Sedari tadi mengelilingi gangnam hingga tanpa sadar memasuki sebuah butik. Anehnya, ia termenung mengamati sebuah gaun berwarna putih, bertangan panjang dan jauh dari kata seksi. Sama sekali bukan seleranya. Tapi anehnya lagi, ia meraih baju itu lalu melangkah menuju ruang ganti.
"Mwoya ige? Kenapa aku harus mencoba baju ini? Ini bukan gayaku.." pikirnya tapi tetap mencoba gaun itu. Beberapa saat kemudian, dilihatnya pantulan dirinya dari cermin. Tidak ada reaksi apapun diwajahnya.
"Majjayo, aku memang tidak cocok menggunakan pakaian seperti ini." ujarnya merasa gaun itu terlalu kuno. Tapi lucunya, bukannya mengganti kembali pakaiannya, ia malah melangkah ke kasir lalu membayar gaun tersebut.
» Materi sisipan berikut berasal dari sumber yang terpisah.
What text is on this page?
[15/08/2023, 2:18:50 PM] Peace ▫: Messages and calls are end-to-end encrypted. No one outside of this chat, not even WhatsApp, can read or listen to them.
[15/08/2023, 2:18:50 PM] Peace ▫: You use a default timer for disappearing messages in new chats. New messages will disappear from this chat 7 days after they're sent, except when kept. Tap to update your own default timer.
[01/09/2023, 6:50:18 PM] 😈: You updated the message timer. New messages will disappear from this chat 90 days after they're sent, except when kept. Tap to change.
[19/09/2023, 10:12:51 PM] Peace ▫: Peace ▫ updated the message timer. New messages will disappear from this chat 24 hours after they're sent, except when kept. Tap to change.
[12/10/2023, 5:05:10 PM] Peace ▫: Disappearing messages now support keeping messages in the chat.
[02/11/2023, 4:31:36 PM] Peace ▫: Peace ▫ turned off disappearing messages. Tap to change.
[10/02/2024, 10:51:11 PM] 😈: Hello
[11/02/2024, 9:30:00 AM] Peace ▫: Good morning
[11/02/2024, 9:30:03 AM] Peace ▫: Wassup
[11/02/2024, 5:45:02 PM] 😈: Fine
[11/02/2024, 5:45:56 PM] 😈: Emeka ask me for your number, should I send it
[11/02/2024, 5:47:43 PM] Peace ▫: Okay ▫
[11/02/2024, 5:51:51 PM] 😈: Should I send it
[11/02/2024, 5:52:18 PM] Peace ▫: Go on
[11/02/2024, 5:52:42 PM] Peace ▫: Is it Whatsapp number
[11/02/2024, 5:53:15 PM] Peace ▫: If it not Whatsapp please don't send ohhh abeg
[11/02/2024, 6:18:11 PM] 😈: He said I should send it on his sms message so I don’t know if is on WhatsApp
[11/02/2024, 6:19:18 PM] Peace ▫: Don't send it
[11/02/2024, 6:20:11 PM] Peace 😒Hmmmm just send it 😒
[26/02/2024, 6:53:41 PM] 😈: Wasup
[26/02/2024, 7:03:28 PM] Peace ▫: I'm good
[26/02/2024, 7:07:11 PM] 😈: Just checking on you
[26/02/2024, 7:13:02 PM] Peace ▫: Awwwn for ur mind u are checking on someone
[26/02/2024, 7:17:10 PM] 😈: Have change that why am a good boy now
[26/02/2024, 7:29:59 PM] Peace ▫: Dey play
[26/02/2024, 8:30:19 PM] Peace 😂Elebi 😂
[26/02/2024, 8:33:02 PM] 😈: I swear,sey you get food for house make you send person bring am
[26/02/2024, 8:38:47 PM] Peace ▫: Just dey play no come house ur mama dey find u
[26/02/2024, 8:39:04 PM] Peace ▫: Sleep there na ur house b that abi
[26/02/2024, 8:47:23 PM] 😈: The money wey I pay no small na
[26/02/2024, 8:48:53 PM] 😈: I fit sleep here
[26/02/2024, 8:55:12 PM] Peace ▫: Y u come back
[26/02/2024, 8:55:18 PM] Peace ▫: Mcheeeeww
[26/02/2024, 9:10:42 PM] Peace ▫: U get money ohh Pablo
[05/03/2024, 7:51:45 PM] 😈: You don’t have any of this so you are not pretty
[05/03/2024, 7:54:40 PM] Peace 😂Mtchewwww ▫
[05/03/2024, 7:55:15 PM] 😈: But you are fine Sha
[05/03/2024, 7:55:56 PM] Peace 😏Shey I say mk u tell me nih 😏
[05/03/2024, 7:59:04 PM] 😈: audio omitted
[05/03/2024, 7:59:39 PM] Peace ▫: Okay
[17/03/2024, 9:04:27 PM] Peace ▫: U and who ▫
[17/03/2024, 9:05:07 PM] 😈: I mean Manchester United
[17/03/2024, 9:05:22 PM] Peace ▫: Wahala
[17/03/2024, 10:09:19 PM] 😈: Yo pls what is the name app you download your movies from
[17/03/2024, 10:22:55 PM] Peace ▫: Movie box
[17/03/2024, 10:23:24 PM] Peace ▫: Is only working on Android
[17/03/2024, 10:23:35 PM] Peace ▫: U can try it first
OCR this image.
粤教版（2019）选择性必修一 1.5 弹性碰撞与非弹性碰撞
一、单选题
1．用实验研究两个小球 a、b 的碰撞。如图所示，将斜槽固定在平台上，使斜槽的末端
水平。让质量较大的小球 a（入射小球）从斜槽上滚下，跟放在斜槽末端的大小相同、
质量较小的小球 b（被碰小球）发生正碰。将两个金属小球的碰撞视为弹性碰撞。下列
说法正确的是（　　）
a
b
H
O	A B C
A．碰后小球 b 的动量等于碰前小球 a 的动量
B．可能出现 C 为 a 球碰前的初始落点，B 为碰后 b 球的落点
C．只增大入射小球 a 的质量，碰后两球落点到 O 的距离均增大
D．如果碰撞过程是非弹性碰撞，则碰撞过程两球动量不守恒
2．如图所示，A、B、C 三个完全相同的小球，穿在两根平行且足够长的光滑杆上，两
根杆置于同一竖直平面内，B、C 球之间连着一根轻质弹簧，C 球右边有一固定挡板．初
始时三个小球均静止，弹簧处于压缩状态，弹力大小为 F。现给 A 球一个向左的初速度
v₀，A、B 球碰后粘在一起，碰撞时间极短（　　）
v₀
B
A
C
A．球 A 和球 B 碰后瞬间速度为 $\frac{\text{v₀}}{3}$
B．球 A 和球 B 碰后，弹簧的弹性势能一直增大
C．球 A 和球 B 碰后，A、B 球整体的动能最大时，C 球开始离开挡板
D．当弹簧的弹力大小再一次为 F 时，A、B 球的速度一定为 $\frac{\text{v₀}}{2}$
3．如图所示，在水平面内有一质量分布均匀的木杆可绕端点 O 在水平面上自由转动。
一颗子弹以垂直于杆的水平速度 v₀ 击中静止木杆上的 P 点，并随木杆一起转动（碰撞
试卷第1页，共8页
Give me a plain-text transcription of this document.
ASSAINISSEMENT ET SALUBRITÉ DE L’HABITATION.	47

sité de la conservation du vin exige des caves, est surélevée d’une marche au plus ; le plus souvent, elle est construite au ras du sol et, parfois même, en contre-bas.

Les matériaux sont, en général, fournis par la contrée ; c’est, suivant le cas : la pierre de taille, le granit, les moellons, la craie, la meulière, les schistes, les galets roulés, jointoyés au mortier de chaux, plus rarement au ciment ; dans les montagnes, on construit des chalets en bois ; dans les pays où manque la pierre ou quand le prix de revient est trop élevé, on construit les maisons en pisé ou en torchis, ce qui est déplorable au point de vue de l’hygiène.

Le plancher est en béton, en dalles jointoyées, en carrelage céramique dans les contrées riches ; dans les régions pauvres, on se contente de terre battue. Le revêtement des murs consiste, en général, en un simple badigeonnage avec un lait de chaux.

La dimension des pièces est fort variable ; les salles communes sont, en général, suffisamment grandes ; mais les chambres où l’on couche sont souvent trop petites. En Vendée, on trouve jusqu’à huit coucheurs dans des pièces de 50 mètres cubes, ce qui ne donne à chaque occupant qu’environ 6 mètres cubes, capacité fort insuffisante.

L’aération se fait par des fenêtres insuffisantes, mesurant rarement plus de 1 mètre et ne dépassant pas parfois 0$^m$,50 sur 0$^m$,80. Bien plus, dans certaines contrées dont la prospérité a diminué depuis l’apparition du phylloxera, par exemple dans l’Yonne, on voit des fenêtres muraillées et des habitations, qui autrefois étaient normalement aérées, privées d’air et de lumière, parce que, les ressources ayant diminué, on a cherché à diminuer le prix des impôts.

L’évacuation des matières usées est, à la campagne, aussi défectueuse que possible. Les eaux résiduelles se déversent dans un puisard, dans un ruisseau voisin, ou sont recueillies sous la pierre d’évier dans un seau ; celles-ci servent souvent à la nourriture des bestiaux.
Tak lupa melepas labelnya, melangkah keluar butik dengan bungkusan baju miliknya ditangannya.Masih merasa ragu, kembali melihat pantulan tubuhnya dari dinding kaca sebuah kafe. Dikembangkannya gaun berwarna putih itu. Jauh berbeda dari dress putih yang dulunya pernah ia gunakan. Mengamati gaun yang ia kenakan itu, ia tersenyum merasa lucu.
Pertama kali untuknya menggunakan pakaian seperti itu. Jika biasanya selalu menampilkan kesan seksi, kini ia lebih terlihat feminim, sungguh manis. Ketika itu ia menyadari sesuatu, lipstik merah masih mewarnai bibirnya. Merasa harus menghapus lipstik norak itu, matanya dengan cepat melihat kearah toko kosmetik. Tanpa ragu, ia melangkah masuk kedalam toko itu.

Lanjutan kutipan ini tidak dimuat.